Proofreading feedback might be:

  • Remove past_users from users before iterating in line 44.
  • Use proper spaces between comma separated variables in line 24.
  • tokens, atoken, and atokens (line 24) can be confusing. Pick more descriptive names.

This example is small, so it’s tough to show meaningful revising feedback.

Revising your code is important for many reasons. The type of mistakes that happen at a high level are more permanent and costly than those localized to a singular method. If your database schema misses the mark, or the API is sloppy, the work to fix it is huge. It might only be addressed weeks or months after the offending code goes in. By that point, many more modules have been built on top of the incorrect abstractions. Major refactoring is necessary to re-do the original code. Many times, the mistakes are lived with, and the user gets a sub-optimal experience.
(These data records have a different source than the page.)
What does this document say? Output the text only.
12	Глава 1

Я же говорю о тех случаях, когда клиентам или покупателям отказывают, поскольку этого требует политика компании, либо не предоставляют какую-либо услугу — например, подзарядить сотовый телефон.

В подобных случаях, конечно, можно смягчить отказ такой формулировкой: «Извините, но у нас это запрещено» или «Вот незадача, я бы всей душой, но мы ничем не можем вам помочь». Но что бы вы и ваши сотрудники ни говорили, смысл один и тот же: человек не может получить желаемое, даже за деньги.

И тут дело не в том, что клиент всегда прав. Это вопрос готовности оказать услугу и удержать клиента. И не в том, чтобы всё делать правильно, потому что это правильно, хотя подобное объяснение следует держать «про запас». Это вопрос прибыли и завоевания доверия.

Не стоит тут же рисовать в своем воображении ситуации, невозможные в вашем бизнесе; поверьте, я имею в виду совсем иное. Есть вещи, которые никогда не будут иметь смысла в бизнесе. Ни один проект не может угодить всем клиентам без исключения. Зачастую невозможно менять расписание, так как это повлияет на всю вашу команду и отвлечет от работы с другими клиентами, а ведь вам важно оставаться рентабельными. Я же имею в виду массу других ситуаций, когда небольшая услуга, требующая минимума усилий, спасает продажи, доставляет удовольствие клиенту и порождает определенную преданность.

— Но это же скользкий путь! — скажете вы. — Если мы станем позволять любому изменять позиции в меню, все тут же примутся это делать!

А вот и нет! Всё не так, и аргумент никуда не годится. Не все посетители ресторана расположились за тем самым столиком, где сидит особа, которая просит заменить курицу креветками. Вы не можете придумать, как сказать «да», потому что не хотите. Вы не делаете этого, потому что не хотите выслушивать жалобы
The work to fix every layer of the stack becomes too costly.

Mistakes in variable naming or other proofreading issues are generally localized to a single file. This means they are easily fixed later, but more importantly, they don’t affect the system as a whole. If the mistake matters, it is easily fixed. If it doesn’t matter, it stays forever, and no one cares. Junior engineers can think through a method that has single letter variables. They can reason about two for loops that could have been integrated into one. These problems are within so few lines of code, it takes a few seconds to determine what’s happening.

Conversely, proofread code in the wrong abstraction gets thrown out upon refactoring. The proofreading effort is lost, because the code is now deleted. Had it been revised instead, it would only been written once, and sloppiness that needs fixing can be fixed on leisure time. Since engineers almost always prefer writing new code over editing old (even in a culture of such proofreading), it’s important we stand on a firm foundation of well thought out abstractions.

At Google, I observed the most senior engineers, and their thinking was focused on understanding the large overly complex systems — finding ways to abstract them more correctly for cleaner thinking for the junior engineers. Simplifications of large abstractions were fodder for promotions. This underscores the relative company priority. However, the need for these large refactors could have been short circuited by good revision of code in the first place.

You can see the effects of the feedback on the maintainability of the code in our example. If we only fixed the revisions, we’d have a more functional and robust codebase. Fixing the proofreading changes, though, we would have slightly more readable code, saving us 10 seconds when reviewing the code in the future.

Subtle mistakes can crop up from sloppy naming and bad code hygiene, so proofing is not without merit. The two are also not mutually exclusive. But I think revising is more important to focus on.

My argument here is similar to advocating “do the right thing” over “do the thing right”. It seems to me engineers over prioritize the details by orders of magnitude while missing the mark on creating something useful.

Do the right thing when reviewing code. Leave revision feedback and ignore the nitpicks. We’ll all have more useful products as a result. And if you didn’t see that “essential” is misspelled in my header image, I’ve proved my point.